Ein interessantes Element: Jede Folge wird verschiedenen Filmen huldigen, ähnlich wie „WandaVision“ Sitcoms verschiedener Epochen verwendete und „Agatha All Along“ Abenteuer im Stil verschiedener Jahrzehnte.

Es wird auch die Rückkehr von Billy/Wiccan (Joe Locke) erwartet, der in „Agatha“ eingeführt wurde, was auf das mögliche Erscheinen seines Zwillingsbruders Tommy/Speed hindeutet. Und angesichts der Verbindung von Vision zur Scarlet Witch behaupten viele Insider, dass Elizabeth Olsen in der Serie auftauchen könnte, trotz ihres vermeintlichen Todes in „Doctor Strange 2“.

Bettany deutete auch an, dass er „im nächsten Jahr Avengers-Verpflichtungen“ habe, was seine Teilnahme an „Avengers: Secret Wars“ im Jahr 2027 bestätigt.

Ein genaues Veröffentlichungsdatum wurde nicht bekannt gegeben – Disney hat das Projekt lediglich mit „2026“ markiert. Angesichts der Dichte des Zeitplans wird es wahrscheinlich in der zweiten Jahreshälfte, möglicherweise im Herbst, erscheinen.

Was kommt als Nächstes? Ein Blick auf 2027

„Avengers: Secret Wars“

Avengers: Secret Wars

Premiere: 17. Dezember 2027

Der grandiose Abschluss nicht nur von Phase 6, sondern der gesamten Multiversums-Saga. „Secret Wars“ ist die Adaption eines der größten Crossover in der Geschichte der Marvel-Comics, in dem Helden aus verschiedenen Universen auf dem Battleworld zusammenkommen – einer Flickenteppich-Welt, die aus Fragmenten zerstörter Realitäten erschaffen wurde.

Gerüchten zufolge wird der Film alle Helden des Haupt-MCU-Universums und Figuren aus alternativen Realitäten vereinen, einschließlich der möglichen Rückkehr von Robert Downey Jr. bereits als Iron Man aus einem anderen Universum. Dies wäre eine ideale Möglichkeit, dem Schauspieler zu ermöglichen, beide Seiten des Konflikts zu spielen – den Bösewicht Doom und den Helden Stark.

Es wird auch eine vollständige Integration der X-Men und der Fantastic Four in die Haupt-MCU-Kontinuität nach den Ereignissen des Films erwartet. „Secret Wars“ soll für das MCU das sein, was „Endgame“ für die Infinity-Saga war – ein epischer Abschluss einer jahrelangen Geschichte und gleichzeitig ein Neuanfang.

Fazit

2026 ist der Höhepunkt einer zehnjährigen Planung, Neubewertung und, seien wir ehrlich, einiger schwerwiegender Fehler.

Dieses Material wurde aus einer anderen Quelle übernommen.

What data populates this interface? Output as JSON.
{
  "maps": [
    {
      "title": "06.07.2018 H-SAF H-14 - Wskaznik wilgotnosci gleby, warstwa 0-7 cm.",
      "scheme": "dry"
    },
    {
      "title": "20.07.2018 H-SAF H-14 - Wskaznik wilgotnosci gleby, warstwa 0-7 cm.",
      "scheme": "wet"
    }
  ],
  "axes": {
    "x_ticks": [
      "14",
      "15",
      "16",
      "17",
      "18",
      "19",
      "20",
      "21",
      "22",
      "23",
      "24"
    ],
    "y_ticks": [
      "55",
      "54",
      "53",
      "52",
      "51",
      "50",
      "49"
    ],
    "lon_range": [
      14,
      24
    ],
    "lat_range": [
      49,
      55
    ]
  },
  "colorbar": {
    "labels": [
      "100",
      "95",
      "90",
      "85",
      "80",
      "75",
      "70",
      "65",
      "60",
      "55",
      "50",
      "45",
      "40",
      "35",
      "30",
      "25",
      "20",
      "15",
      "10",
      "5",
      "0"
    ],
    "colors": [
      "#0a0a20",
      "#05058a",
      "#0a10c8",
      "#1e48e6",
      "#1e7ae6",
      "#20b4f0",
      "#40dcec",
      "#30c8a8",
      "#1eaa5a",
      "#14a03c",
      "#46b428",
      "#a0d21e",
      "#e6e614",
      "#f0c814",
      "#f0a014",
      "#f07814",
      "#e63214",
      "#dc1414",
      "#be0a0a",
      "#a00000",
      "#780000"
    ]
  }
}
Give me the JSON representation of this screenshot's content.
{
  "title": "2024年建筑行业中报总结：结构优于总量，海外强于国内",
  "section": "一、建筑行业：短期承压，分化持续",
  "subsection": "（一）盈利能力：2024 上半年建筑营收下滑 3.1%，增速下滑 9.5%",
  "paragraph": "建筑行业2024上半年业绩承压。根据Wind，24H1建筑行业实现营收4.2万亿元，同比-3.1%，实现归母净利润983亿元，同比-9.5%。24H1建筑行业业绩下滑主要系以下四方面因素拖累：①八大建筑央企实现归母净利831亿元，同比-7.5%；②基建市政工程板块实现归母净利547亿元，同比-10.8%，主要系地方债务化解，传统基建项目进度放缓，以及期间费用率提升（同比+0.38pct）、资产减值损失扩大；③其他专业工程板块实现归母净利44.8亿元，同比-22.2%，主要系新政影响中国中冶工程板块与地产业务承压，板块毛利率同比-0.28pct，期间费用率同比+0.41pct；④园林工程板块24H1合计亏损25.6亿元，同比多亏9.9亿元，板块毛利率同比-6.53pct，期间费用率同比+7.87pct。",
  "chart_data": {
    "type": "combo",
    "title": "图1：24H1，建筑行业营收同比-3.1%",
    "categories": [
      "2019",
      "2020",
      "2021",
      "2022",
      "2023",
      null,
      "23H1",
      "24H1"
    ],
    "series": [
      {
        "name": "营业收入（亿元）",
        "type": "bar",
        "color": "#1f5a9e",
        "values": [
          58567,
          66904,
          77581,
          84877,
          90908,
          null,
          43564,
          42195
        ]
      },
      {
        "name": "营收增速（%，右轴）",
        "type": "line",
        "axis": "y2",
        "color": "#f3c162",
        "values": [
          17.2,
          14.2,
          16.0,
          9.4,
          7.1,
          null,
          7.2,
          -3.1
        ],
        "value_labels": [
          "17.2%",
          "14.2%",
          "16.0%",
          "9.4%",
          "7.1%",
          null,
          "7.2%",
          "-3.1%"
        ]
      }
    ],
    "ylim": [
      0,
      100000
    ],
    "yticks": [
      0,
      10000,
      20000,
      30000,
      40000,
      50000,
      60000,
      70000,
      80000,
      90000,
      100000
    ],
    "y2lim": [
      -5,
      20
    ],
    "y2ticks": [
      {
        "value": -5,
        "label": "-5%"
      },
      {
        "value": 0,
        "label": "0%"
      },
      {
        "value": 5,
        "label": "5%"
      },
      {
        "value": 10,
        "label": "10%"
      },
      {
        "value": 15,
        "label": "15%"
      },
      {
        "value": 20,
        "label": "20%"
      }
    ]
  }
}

Marvel Studios hat offensichtlich aus dem Chaos von Phase 4 gelernt. Weniger Projekte, mehr Fokus auf Qualität. Zwei Filme statt vier. Serien, die nach einer vollständigen kreativen Umstrukturierung des Fernsehbereichs des Studios entstanden sind. Und vor allem ein klares Ziel: alle Helden zu „Doomsday“ zu führen.

Vom metanarrativen Experiment „Wonder Man“ über das düstere Straßendrama von „Daredevil“ und „Punisher“ bis hin zur animierten Pracht von „X-Men '97“ und der Rückkehr von Tom Holland in einer Rolle, die viele für den besten Spider-Man der Moderne halten – jedes Projekt hat seine eigene Rolle im großen Ganzen.

Und dann kommt Doctor Doom. Und alles ändert sich.

2026 verspricht das Jahr zu werden, in dem das MCU entweder zu alter Größe zurückfindet oder endgültig beweist, dass selbst die unendlichen Ressourcen von Disney ein Filmuniversum nicht ewig über Wasser halten können. Aber wenn die Russo-Brüder „Endgame“ schaffen konnten – einen Film, der Millionen von Fans zufriedenstellte und fast 3 Milliarden Dollar einspielte – dann werden sie vielleicht das Wunder mit „Doomsday“ wiederholen.

Wie Stan Lee sagte: Jede Geschichte zählt. Und die Geschichten des Jahres 2026 werden das MCU für immer verändern.

Machen Sie sich bereit. Der Jüngste Tag naht.